Stickney and Griffis Drug Store

March 3, 2020, March/April Froe Chips, written by Richard Stickney

Richard H. Stickney

My Grandfather, Richard H. Stickney, was a pharmacist and a chemist. He had a Drug Store on the square for sixty years. He made medications. He had shelves of chemicals and liquids. He also knew the history of each medicine – what country, what kind of plant, leaf, or root they came from and who discovered them. Usually a doctor would write a prescription that was a recipe or an equation for a certain medicine.

My Grandfather had state of the art precision scales with weights. I still have those old scales. He had a still in the back to make distilled water and ‘other stuff’. He would carefully make the medicine that the doctor ordered. There was not much that came from Big Pharmacy. He just made it and knew how to handle it. Most everything was legal for a pharmacist like Codeine, Paregoric and other strong narcotics that were kept in a safe.

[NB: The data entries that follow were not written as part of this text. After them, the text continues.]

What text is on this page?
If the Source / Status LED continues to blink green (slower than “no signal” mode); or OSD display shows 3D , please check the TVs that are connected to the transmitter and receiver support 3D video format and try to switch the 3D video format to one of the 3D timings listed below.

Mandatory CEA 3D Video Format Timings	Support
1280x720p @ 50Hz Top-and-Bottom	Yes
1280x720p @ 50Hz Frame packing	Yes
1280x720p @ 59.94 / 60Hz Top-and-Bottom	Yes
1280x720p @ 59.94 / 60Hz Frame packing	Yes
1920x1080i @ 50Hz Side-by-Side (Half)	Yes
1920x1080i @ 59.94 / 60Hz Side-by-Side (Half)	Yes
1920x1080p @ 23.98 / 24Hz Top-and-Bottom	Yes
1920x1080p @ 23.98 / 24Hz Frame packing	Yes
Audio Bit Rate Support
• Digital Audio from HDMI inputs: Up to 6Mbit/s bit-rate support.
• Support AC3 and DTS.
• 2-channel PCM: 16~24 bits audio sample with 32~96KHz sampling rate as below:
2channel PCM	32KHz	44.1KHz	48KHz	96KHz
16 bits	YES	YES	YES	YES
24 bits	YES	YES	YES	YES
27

All of the ingredients he used were ground up leaves, different alcohols and distilled water. He would grind up the ingredients and carefully weigh them and then he would fill the capsules. If you could not get to town, he would deliver them free. Medicine was affordable and opening a charge account was no problem.

Stickney and Griffis Drug Store was once located at 115 North Maple Street

Times certainly have changed. Big Pharmacies figured out how to synthesize all of the natural and proven remedies. My grandfather was not allowed to obtain his natural ingredients anymore. Big Pharmacies stole the compounds and obtained patients on what they stole. Now what my grandfather had invented became illegal. He had to purchase his own compounds in pill form. The prices began to rise. They are still rising to his very day.

In the front of the store on the left there were racks of magazines, comic books, and greeting cards. On the top shelf of the magazine rack, out of reach, there were “adult” magazines, but I knew where the ladder was.

There were spittoons at different places and a counter that displayed tobacco products – cigarettes, cigars, snuff, chewing tobacco and all things of that nature. Above that there were crackers, Cracker Jacks and candy bars.

He also had this large scale. You stood on it, put a penny in it and it would tell you your weight and a ticket would pop out and tell you your fortune. People pretty much knew what they weighed but they enjoyed seeing that ticket pop out. On the right there was a soda fountain. In the basement there was a compressor that made carbonated water. Beside the soda fountain there was a Coke machine. A nickel would buy you a coke. One day the price rose to six cents. They had to modify the machine to take that extra penny. I remember the older folks saying, “Six cents. That is ridiculous. Next thing you know they will cost a dime”. Well they were right about that.

The girls that ran the soda fountain were always good to me. A cup of coffee was a dime. A half a cup was a nickel. Ice cream cones were a nickel for one scoop and a dime for two scoops. I think they had the best lunches in town. You could get a grilled cheese sandwich or even a hamburger. My grandfather got the meat that he used from a butcher named Skeeter Davis, so it was always fresh. You could get a for real milk shake. I still have one of the machines that you used to make them.

He also had a counter that displayed cameras, cosmetics and things of that nature. I still have several of those cameras still in the box. Next to that counter there was a phone you could use for free. There was a handwritten sign beside it that said, ‘This is a public phone – be reasonable or be gone’.